The European Union is China’s biggest trade partner, while China is the EU’s second largest trading partner and also its biggest source of imports. Yet this interdependence hasn’t in recent years translated into political respect from China for the 27-member political bloc.
It’s not just the various economic tensions between the two (numerous anti-dumping actions by the EU have been met this month with an anti-dumping inquiry by China into European potato flour), nor the usual spats over human rights issues (particularly Tibet, which prompted China to truculently cancel a summit in December 2008 after French President Nicolas Sarkozy met with the Dalai Lama).
There are also deep divisions over climate change—an issue dear to the hearts of many EU leaders, many of whom were doubtless disappointed by the wrangling in Copenhagen—and frustration among Chinese policymakers over an EU arms embargo that followed the Tiananmen Square incident.
European Commission President Jose Manuel Barroso will undoubtedly be broaching some of these issues when he meets Chinese Premier Wen Jiabo in Beijing today. But the very fact that Barroso is in Beijing meeting Wen raises an interesting question about who is really in charge of representing the EU to China. Is it Barroso? Or European Council President Herman van Rompuy? Or should it be Catherine Ashton, High Representative for Foreign Affairs and Security Policy of the European Union?
The fact that there’s no clear answer to this question is almost certainly part of the reason the EU has failed to earn either Chinese respect or understanding. The EU missed a golden opportunity to have a clearer foreign policy voice when it opted not to pick a heavy hitter like former British Prime Minister Tony Blair. Doing so may have meant some countries swallowing their pride (or holding their nose). But it would have provided the bloc with a much-needed traffic stopper who could have command automatic attention overseas, including in Beijing.
The lack of clarity in EU foreign policy has undoubtedly left China, as with many other nations, a little confused and unsure of who exactly to call when it picks up the phone to Europe. The consequence is reports like one from the European Council on Foreign Relations last year, which argued:
‘The already modest leverage that EU member states have over China, collectively and individually, is weakened further by the disunity in their individual approaches.
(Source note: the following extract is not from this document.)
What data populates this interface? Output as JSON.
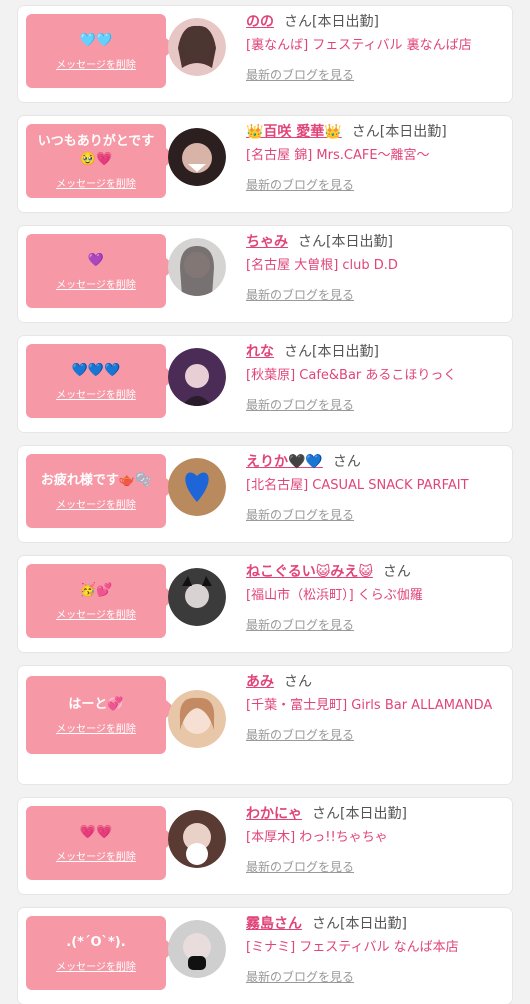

‘The result is an EU policy towards China that can be described as “unconditional engagement”: a policy that gives China access to all the economic and other benefits of cooperation with Europe while asking for little in return. Most EU Member States are aware that this strategy, enshrined in a trade and cooperation agreement concluded back in 1985, is showing its age. They acknowledge its existence, largely ignore it in practice, and pursue their own, often conflicting national approaches towards China. Some challenge China on trade, others on politics, some on both, and some on neither.’